UDPの8000番宛てのコネクションについては、常に通す必要がないので、静的IPマスカレードを設定する必要はありません。このコネクションについては、ユーザーではなく、ルーターが自動的にテーブルを変更します。

まとめると、次のようになります。

つまり、ユーザーが注意すべきことは、トリガーを通すために静的IPマスカレードを設定するという1点です。

2.9. その他の機能

コネクションを手動で削除する機能が用意されています。この機能を使うためには、disconnect ip connectionコマンドを実行します。

例えば、60000番のセッションを削除するには以下のように入力します。

# disconnect ip connection 60000

あるセッションに属する特定のコネクションだけを削除するときには、セッションの番号とコネクションの番号を指定します。

# disconnect ip connection 60001 1

2.10. その他の注意点

静的フィルターでは、複数のフィルターに該当するパケットは最初にマッチしたフィルターにのみ該当するものとして扱いますが、動的フィルターでも同様に、最初にマッチしたフィルターのみに該当するものとして扱います。

1つのインターフェースで管理できるセッションの最大数は下記のとおりです。機種やファームウェアによって最大数は固定されており、設定などで最大数を変更することはできません。

機種最大数
RTX3510500,000
RTX1300120,000
vRX VMware ESXi版、vRX Amazon EC2版
RTX5000、RTX3500、RTX1220、RTX1210、RTX830
NVR700W、NVR510
65,534
RTX300040,000
FWX12032,000
RTX120020,000
RTX81010,000
上記以外のRTXシリーズ、RT107e、RT58i、NVR5002,000
上記に該当しないもの200

3. 不正アクセス検知

3.1. 概念

この機能は、侵入(Intrusion)や攻撃(attack)を目的とするパケットを受信したときに、それを検出してユーザーに通知するものです。
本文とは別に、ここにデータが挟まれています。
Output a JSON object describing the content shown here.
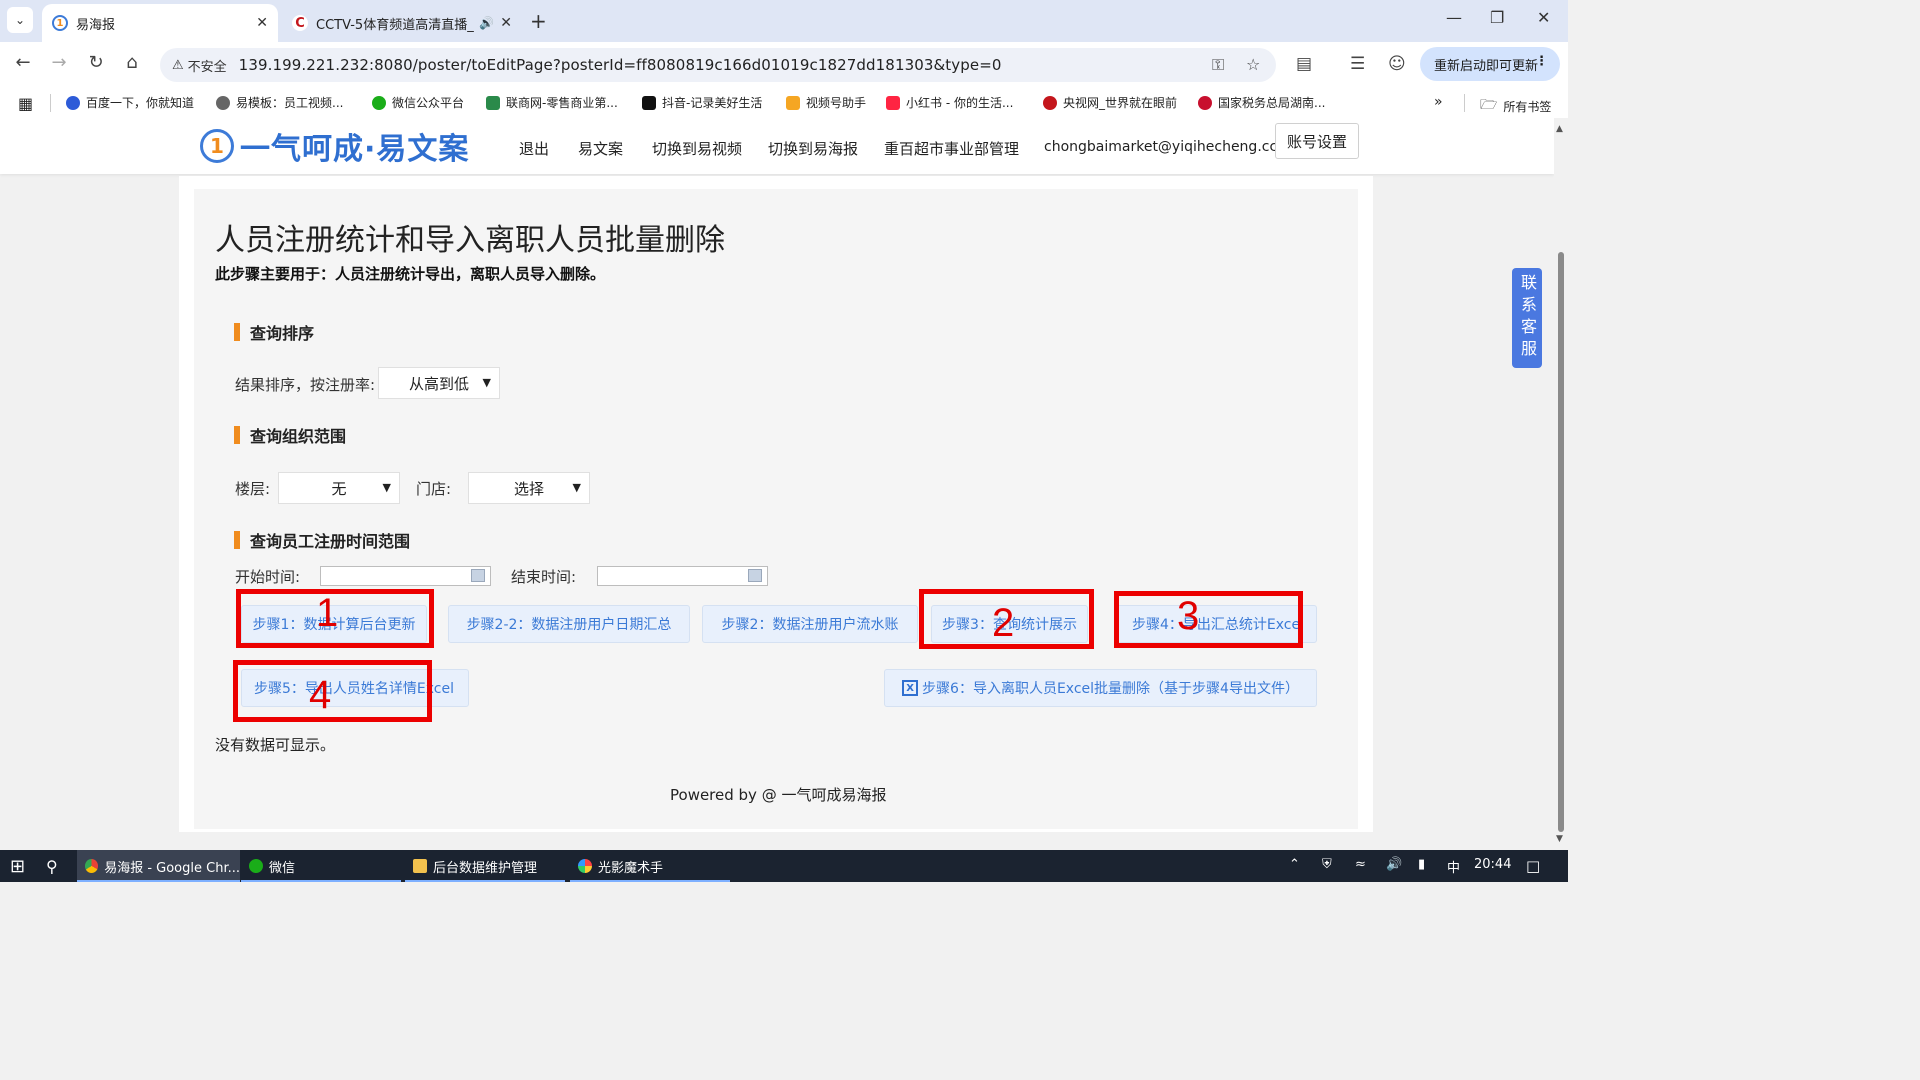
{
  "browser": {
    "tabs": [
      {
        "title": "易海报",
        "active": true
      },
      {
        "title": "CCTV-5体育频道高清直播_",
        "active": false
      }
    ],
    "url": "139.199.221.232:8080/poster/toEditPage?posterId=ff8080819c166d01019c1827dd181303&type=0",
    "security_label": "不安全",
    "update_button": "重新启动即可更新",
    "bookmarks": [
      "百度一下，你就知道",
      "易模板：员工视频...",
      "微信公众平台",
      "联商网-零售商业第...",
      "抖音-记录美好生活",
      "视频号助手",
      "小红书 - 你的生活...",
      "央视网_世界就在眼前",
      "国家税务总局湖南..."
    ],
    "all_bookmarks": "所有书签"
  },
  "site": {
    "logo_text": "一气呵成·易文案",
    "nav": [
      "退出",
      "易文案",
      "切换到易视频",
      "切换到易海报",
      "重百超市事业部管理",
      "chongbaimarket@yiqihecheng.cc"
    ],
    "account_button": "账号设置",
    "side_service": "联系客服"
  },
  "page": {
    "title": "人员注册统计和导入离职人员批量删除",
    "subtitle": "此步骤主要用于：人员注册统计导出，离职人员导入删除。",
    "section_sort": "查询排序",
    "sort_label": "结果排序，按注册率:",
    "sort_value": "从高到低",
    "section_org": "查询组织范围",
    "floor_label": "楼层:",
    "floor_value": "无",
    "store_label": "门店:",
    "store_value": "选择",
    "section_time": "查询员工注册时间范围",
    "start_label": "开始时间:",
    "end_label": "结束时间:",
    "buttons": {
      "step1": "步骤1：数据计算后台更新",
      "step2_2": "步骤2-2：数据注册用户日期汇总",
      "step2": "步骤2：数据注册用户流水账",
      "step3": "步骤3：查询统计展示",
      "step4": "步骤4：导出汇总统计Excel",
      "step5": "步骤5：导出人员姓名详情Excel",
      "step6": "步骤6：导入离职人员Excel批量删除（基于步骤4导出文件）"
    },
    "no_data": "没有数据可显示。",
    "powered_by": "Powered by @ 一气呵成易海报"
  },
  "annotations": [
    "1",
    "2",
    "3",
    "4"
  ],
  "taskbar": {
    "items": [
      "易海报 - Google Chr...",
      "微信",
      "后台数据维护管理",
      "光影魔术手"
    ],
    "ime": "中",
    "time": "20:44"
  },
  "colors": {
    "accent": "#f08c1e",
    "button_text": "#3b7ad6",
    "button_bg": "#e8f0fc",
    "annotation": "#ec0000",
    "logo_blue": "#2f6fd0"
  }
}
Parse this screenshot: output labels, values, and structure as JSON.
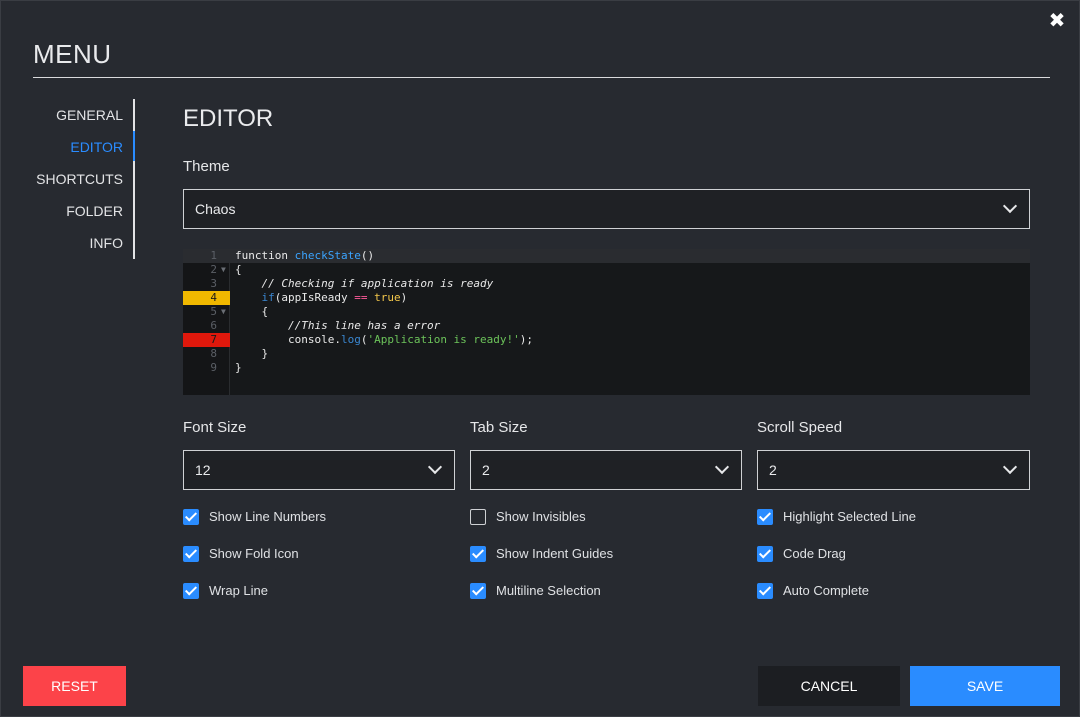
{
  "dialog": {
    "title": "MENU",
    "close_label": "✖"
  },
  "sidebar": {
    "items": [
      {
        "label": "GENERAL",
        "active": false
      },
      {
        "label": "EDITOR",
        "active": true
      },
      {
        "label": "SHORTCUTS",
        "active": false
      },
      {
        "label": "FOLDER",
        "active": false
      },
      {
        "label": "INFO",
        "active": false
      }
    ]
  },
  "editor_section": {
    "title": "EDITOR",
    "theme": {
      "label": "Theme",
      "value": "Chaos"
    },
    "preview": {
      "lines": [
        {
          "num": "1",
          "text": "function checkState()"
        },
        {
          "num": "2",
          "text": "{"
        },
        {
          "num": "3",
          "text": "    // Checking if application is ready"
        },
        {
          "num": "4",
          "text": "    if(appIsReady == true)"
        },
        {
          "num": "5",
          "text": "    {"
        },
        {
          "num": "6",
          "text": "        //This line has a error"
        },
        {
          "num": "7",
          "text": "        console.log('Application is ready!');"
        },
        {
          "num": "8",
          "text": "    }"
        },
        {
          "num": "9",
          "text": "}"
        }
      ],
      "colors": {
        "warning_marker": "#f0b800",
        "error_marker": "#e0180c"
      }
    },
    "font_size": {
      "label": "Font Size",
      "value": "12"
    },
    "tab_size": {
      "label": "Tab Size",
      "value": "2"
    },
    "scroll_speed": {
      "label": "Scroll Speed",
      "value": "2"
    },
    "options": {
      "show_line_numbers": {
        "label": "Show Line Numbers",
        "checked": true
      },
      "show_fold_icon": {
        "label": "Show Fold Icon",
        "checked": true
      },
      "wrap_line": {
        "label": "Wrap Line",
        "checked": true
      },
      "show_invisibles": {
        "label": "Show Invisibles",
        "checked": false
      },
      "show_indent_guides": {
        "label": "Show Indent Guides",
        "checked": true
      },
      "multiline_selection": {
        "label": "Multiline Selection",
        "checked": true
      },
      "highlight_selected_line": {
        "label": "Highlight Selected Line",
        "checked": true
      },
      "code_drag": {
        "label": "Code Drag",
        "checked": true
      },
      "auto_complete": {
        "label": "Auto Complete",
        "checked": true
      }
    }
  },
  "footer": {
    "reset_label": "RESET",
    "cancel_label": "CANCEL",
    "save_label": "SAVE"
  },
  "colors": {
    "accent": "#2a8cff",
    "danger": "#fc4349",
    "background": "#272a30"
  }
}
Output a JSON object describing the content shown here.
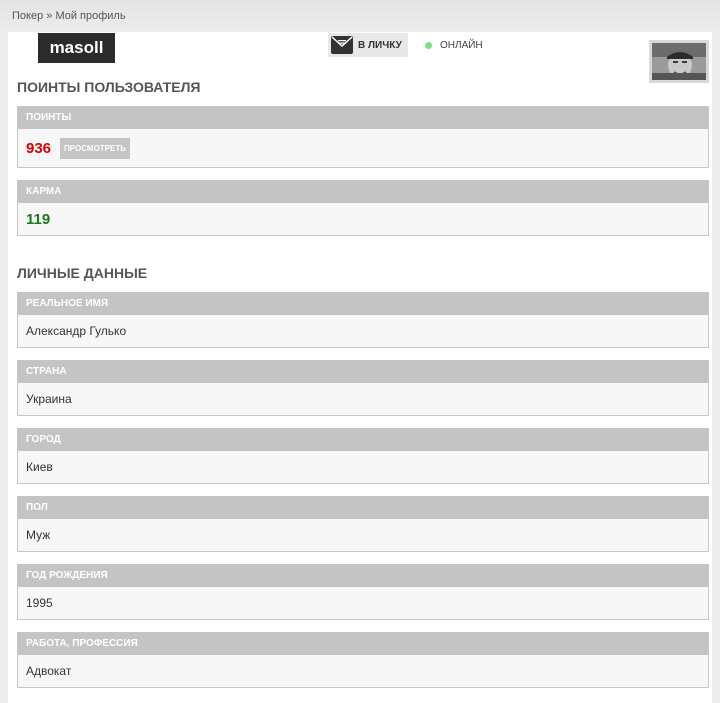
{
  "breadcrumb": {
    "home": "Покер",
    "sep": " » ",
    "current": "Мой профиль"
  },
  "header": {
    "username": "masoll",
    "pm_label": "В ЛИЧКУ",
    "online_label": "ОНЛАЙН"
  },
  "sections": {
    "points_title": "ПОИНТЫ ПОЛЬЗОВАТЕЛЯ",
    "personal_title": "ЛИЧНЫЕ ДАННЫЕ"
  },
  "points": {
    "label": "ПОИНТЫ",
    "value": "936",
    "view_button": "ПРОСМОТРЕТЬ"
  },
  "karma": {
    "label": "КАРМА",
    "value": "119"
  },
  "fields": [
    {
      "label": "РЕАЛЬНОЕ ИМЯ",
      "value": "Александр Гулько"
    },
    {
      "label": "СТРАНА",
      "value": "Украина"
    },
    {
      "label": "ГОРОД",
      "value": "Киев"
    },
    {
      "label": "ПОЛ",
      "value": "Муж"
    },
    {
      "label": "ГОД РОЖДЕНИЯ",
      "value": "1995"
    },
    {
      "label": "РАБОТА, ПРОФЕССИЯ",
      "value": "Адвокат"
    }
  ],
  "colors": {
    "points": "#dd0000",
    "karma": "#1a7a1a",
    "online": "#7ee07e",
    "field_header": "#c4c4c4"
  }
}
もっとも、侵入に該当するか否かを正確に判定することは難しく、完全な検知が不可能であることに注意してください。

RTシリーズの実装では、不正なパケットの持つパターン(signature)を比較することで侵入や攻撃を検出します。基本的には、パターンの比較はパケット単位の処理ですが、それ以外にも、コネクションの状態に基づく検査やポートスキャンのような状態を持つ攻撃の検査も実施します。

3.2. どのように使用するのか

この機能は、2章で説明した動的フィルターで管理している情報を利用して動作します。そのため、動的フィルターと併用することで、最大限の効果を発揮します。例えば、SMTPに対する動的フィルターが設定されていれば、その情報に基づいて、SMTPに関する不正アクセスを検知します。逆に、動的フィルターが設定されていなければ、SMTPに関する不正アクセスを検知しません。

一方、IPヘッダやICMPのように動的フィルターでは扱わないパケットについては、動的フィルターの設定の有無に関わらず動作します。また、TCPやUDPについても、基本的には動的フィルターを定義しなくても機能するようになっています。これらの詳細については、後の節で説明します。

なお、不正アクセスを検知するために動的フィルターを設定するのでは、本末転倒になってしまいます。本来、許可しないアクセスについては、侵入を検出する必要もないはずですから、あくまで動的フィルターの設定が優先されるべきであり、不正アクセスを検知するために動的フィルターを設定することは避けるべきです。

それでも、不正アクセスを検知したいときには、動的フィルターを設定して、該当するアクセスを許可し、不正アクセス検知の結果に基づいて拒否するという方法があります。しかしながら、不正アクセス検知の誤検出によっては攻撃を通過させたり攻撃ではないパケットを破棄するという問題があります。

不正アクセスを検知するためには、ip INTERFACE intrusion detectionというコマンドを設定します。例えば、LAN1インターフェースの内向きのトラヒックを検知するときには、以下のように設定します。

ip lan1 intrusion detection in on

また、不正なパケットを破棄するかどうかを設定するために、rejectオプションを指定することができます。デフォルトではrejectオプションはoffになっています。rejectオプションは、必ずしも、すべての攻撃に対して効果を持つわけではありませんので、ご注意ください。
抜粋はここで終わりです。